Увы, я выдержал. Три года готовили меня к этому знаменательному дню, а меня только заставили помножить пятьдесят пять на тридцать, рассказать, кто такие были Амаликитяне, попросили «четко и красиво» написать: «снег бел, но не вкусен» да прочесть наизусть: «Румяной зарею покрылся восток…» Тут мне даже кончить не дали: едва я дошел до пробужденья стад «на мягких лугах», как меня остановили, – верно, учителю (рыжему, в золотых очках, с широко открытыми ноздрями) слишком хорошо было известно это пробужденье и он поспешно сказал: – Ну, прекрасно, – довольно, довольно, вижу, что знаешь…
Да, брат был прав: в самом деле «ничего особенно страшного» не оказалось. Все вышло гораздо проще, чем я ожидал, разрешилось с неожиданной быстротой, легкостью, незначительностью.

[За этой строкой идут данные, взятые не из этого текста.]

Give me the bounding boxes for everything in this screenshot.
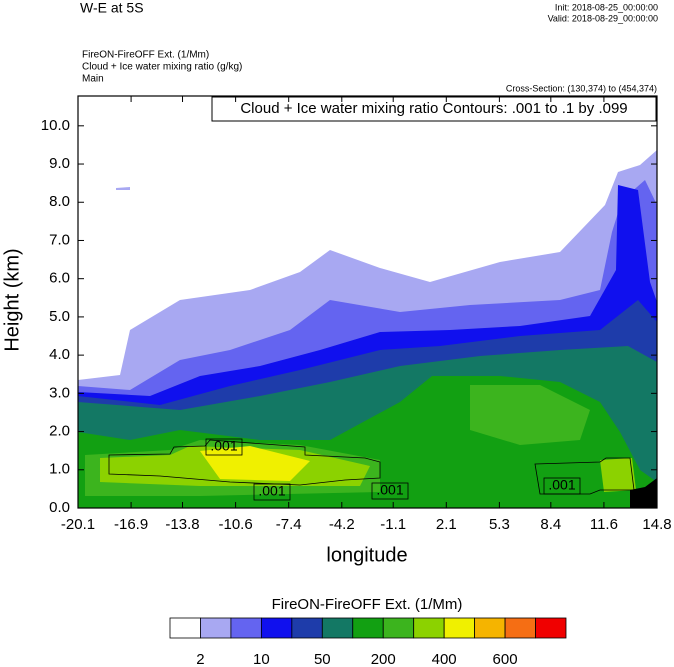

А меж тем ведь какую черту перешагнул я!
Сказочная дорога в город, в котором я не был со времени моего первого знаменитого путешествия, самый город, столь волшебный некогда, – все было теперь уже совсем не то, что прежде, ничем не очаровало меня. Гостиницу возле Михаила Архангела я нашел довольно невзрачной, трехъэтажное здание гимназии за высокой оградой, в глубине большого мощеного двора, я принял как нечто уже знакомое, хотя никогда в жизни не входил я в такой огромный, чистый и гулкий дом. Не удивительны, не очень страшны оказались и учителя во фраках с золотыми пуговицами, то огненно-рыжие, то дегтярно-черные, но одинаково крупные, и даже сам директор, похожий на гиену.
После экзамена нам с отцом тотчас же сказали, что я принят и что мне дается отпуск до первого сентября. У отца точно гора с плеч свалилась, – он страшно соскучился сидеть в «учительской», где испытывали мои знания, – у меня еще более. Все вышло отлично: и выдержал, и целых три недели свободы впереди! Казалось бы, ужаснуться должен был я, с рожденья до сей минуты пользовавшийся полнейшей свободой и вдруг ставший рабски несвободным, отпущенный на свободу только на три недели, а я почувствовал только одно: слава Богу, целых три недели! – точно этим трем неделям и конца не предвиделось. – Ну-с, зайдем теперь поскорей к портному – и обедать! – весело сказал отец, выходя из гимназии.
И мы зашли к какому-то маленькому коротконогому человечку, удивившему меня быстротой речи с вопросительными и как будто немного обиженными оттяжками в конце каждой фразы и той ловкостью, с которой он снимал с меня мерку, потом в «шапочное заведение», где были пыльные окна, нагреваемые городским солнцем, было душно и тесно от бесчисленных шляпных коробок, всюду наваленных в таком беспорядке, что хозяин мучительно долго рылся в них и все что-то сердито кричал на непонятном языке в другую комнату, какой-то женщине с приторно-белым и томным лицом. Это был тоже еврей, но совсем в другом роде: старик с крупными пейсами, в длинном сюртуке из черного люстрина, в люстриновой шапочке, сдвинутой на затылок, большой, толстый в груди и под мышками, сумрачный, недовольный, с огромной и черной, как сажа, бородой, росшей от самых глаз, – в общем нечто даже страшное, траурное. И это он выбрал мне наконец превосходный синий картузик, на околышке которого ярко белели две серебряных веточки. В этом картузике я и домой вернулся, – на радость всем и даже матери, на радость очень непонятную, ибо совершенно справедливо говорил отец: – И на чорта ему эти Амаликитяне?